A New Study Suggests Aliens Aren’t Little Green Men. They’re Purple People Eaters.

alien, illustration
Why Life on Other Planets Might Be PurpleKATERYNA KON/SCIENCE PHOTO LIBRARY - Getty Images
  • The search for life beyond Earth requires expanding the very definition of what life can be.

  • Some exoplanets, especially those orbiting cooler red dwarfs, might host purple plant life rather than the green-hue vegetation found on Earth.

  • A new study from Cornell University discovered that a particular purple “light fingerprint” could be indicative of extraterrestrial life.


While the Earth is often called “the Pale Blue Dot” thanks to its bountiful oceans, most of the planet’s land masses are dominated by the color green. Plants use chlorophyll (which absorbs red and blue light but, reflects green light) to captures solar energy, and use carbon and water to make food through a process known as photosynthesis. While this fourth grade biology lesson outlines the predominant way plant life thrives on our planet, life on other Earth-like exoplanets (especially those orbiting red dwarf stars) could use a different method entirely—one that would turn the whole world purple.

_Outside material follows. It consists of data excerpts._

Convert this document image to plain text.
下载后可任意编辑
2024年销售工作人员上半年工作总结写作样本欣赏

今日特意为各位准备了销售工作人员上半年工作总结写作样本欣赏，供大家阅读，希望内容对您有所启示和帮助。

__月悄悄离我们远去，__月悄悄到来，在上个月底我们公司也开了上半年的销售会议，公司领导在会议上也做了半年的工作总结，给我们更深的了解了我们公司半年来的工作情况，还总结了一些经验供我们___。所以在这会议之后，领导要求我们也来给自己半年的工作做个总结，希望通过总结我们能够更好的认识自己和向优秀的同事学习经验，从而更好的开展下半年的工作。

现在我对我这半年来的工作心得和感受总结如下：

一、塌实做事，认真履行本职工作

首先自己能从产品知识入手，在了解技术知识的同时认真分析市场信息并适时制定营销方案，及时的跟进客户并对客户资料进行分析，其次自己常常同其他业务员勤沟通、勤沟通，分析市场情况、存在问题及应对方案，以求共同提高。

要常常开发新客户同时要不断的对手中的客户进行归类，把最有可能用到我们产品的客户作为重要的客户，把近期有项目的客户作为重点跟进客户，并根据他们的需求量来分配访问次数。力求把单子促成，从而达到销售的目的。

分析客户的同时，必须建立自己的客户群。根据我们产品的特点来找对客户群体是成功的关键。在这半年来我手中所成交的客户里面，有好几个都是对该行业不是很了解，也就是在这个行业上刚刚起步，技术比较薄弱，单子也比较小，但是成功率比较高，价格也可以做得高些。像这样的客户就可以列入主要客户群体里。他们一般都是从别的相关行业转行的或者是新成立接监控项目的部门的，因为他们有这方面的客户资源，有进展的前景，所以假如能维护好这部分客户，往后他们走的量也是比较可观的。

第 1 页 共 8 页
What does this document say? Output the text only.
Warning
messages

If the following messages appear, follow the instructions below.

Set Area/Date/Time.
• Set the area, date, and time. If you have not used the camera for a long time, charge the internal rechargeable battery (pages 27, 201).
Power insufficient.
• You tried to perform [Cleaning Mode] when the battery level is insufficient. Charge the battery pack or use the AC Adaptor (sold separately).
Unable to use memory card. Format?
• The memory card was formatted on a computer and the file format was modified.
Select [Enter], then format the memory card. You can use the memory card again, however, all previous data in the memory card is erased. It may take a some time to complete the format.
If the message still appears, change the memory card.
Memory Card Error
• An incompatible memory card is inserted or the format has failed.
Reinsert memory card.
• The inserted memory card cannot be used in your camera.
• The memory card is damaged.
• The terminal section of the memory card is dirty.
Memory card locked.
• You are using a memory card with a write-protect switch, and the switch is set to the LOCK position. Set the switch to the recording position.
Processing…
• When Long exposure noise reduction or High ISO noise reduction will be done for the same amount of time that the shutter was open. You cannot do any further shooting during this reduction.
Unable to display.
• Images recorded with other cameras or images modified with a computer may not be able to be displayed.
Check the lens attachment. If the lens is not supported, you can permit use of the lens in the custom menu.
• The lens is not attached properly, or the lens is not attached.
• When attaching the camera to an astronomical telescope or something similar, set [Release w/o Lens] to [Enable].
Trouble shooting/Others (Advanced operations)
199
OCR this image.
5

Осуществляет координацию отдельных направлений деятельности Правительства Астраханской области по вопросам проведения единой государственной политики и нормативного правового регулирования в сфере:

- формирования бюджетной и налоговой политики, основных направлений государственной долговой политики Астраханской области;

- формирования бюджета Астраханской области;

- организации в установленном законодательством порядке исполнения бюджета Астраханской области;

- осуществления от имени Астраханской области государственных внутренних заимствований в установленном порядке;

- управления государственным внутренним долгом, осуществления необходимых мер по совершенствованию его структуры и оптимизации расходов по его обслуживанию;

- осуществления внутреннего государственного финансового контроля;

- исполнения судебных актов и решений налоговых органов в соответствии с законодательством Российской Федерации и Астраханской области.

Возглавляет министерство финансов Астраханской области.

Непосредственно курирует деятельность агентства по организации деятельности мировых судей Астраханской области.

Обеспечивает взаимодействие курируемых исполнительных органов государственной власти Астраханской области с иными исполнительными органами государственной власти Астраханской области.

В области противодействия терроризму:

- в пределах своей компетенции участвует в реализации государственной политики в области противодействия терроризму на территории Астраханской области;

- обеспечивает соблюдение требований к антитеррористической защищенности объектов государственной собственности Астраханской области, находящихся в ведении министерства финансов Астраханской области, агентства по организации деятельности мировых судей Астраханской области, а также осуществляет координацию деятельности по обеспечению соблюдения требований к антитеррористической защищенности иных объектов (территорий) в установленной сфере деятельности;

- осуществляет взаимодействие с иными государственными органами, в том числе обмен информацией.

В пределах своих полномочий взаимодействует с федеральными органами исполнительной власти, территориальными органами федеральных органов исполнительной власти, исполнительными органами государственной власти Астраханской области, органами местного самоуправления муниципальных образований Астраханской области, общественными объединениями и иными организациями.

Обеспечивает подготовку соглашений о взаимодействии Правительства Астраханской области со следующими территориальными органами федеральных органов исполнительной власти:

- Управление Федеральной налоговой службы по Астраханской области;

Scientists from Cornell University analyzed how alien plants that rely on infrared radiation for photosynthesis might transform the hues of alien worlds. These kinds of bacteria, which include phototrophic anoxygenic bacteria and photoheterotrophic bacteria, could emit a distinctive “light fingerprint” that could be detectable by upcoming observatories, including the European Southern Observatory’s Extremely Large Telescope. The results of the study were published in the journal Monthly Notices of the Royal Astronomical Society.



“Purple bacteria can thrive under a wide range of conditions, making it one of the primary contenders for life that could dominate a variety of worlds,” Cornell University Ph.D. student Lígia Fonseca Coelho said in a press statement. “They already thrive here in certain niches… just imagine if they were not competing with green plants, algae and bacteria: A red sun could give them the most favorable conditions for photosynthesis.”

To understand the color and chemical signature such a world would emit, Coelho and her colleagues gathered 20 specimens of purple sulfur and purple non-sulfur bacteria from various places around the world—including hydrothermal vents and even ponds near Cornell’s campus. These bacteria rely on low-energy red and infrared right for a photosynthesis-like process, and while purple bacteria might be a biological niche today, some scientists theorize that an ancient Earth was likely much more purple than it is today.

A 2022 study from the University of Maryland explored why plants reflect the color green when technically the Sun emits the most light in the blue-green spectrum. The scientists argued that a light-sensitive molecule called retinal (which first appeared on Earth before chlorophyll) absorbed green light and reflect red and violet—which, to the human eye, would’ve looked purple.



When the molecule chlorophyll evolved on Earth—thanks in no small part to a rise in oxygen levels—the Sun’s green light was already being absorbed by retinal-leveraging plants. So, instead, the molecule absorbed all other available light. Even though the Sun emits less light in that spectrum, chlorophyll were part of a more advanced, efficient system at producing photosynthesis, and Earth’s green hue began to take shape.

But on oxygen-poor exoplanets orbiting cool, red dwarf stars, things might be drastically different. Coelho developed various models of Earth-like planets across a range of wet and dry environments, and many of the simulated “light fingerprints” came back purple.

“If purple bacteria are thriving on the surface of a frozen Earth, an ocean world, a snowball Earth or a modern Earth orbiting a cooler star,” Coelho said in a press statement. “We now have the tools to search for them.”

So, when aliens finally do reach Earth, don’t count on “little green men.” As for flying purple people-eaters... well, now we’re on to something.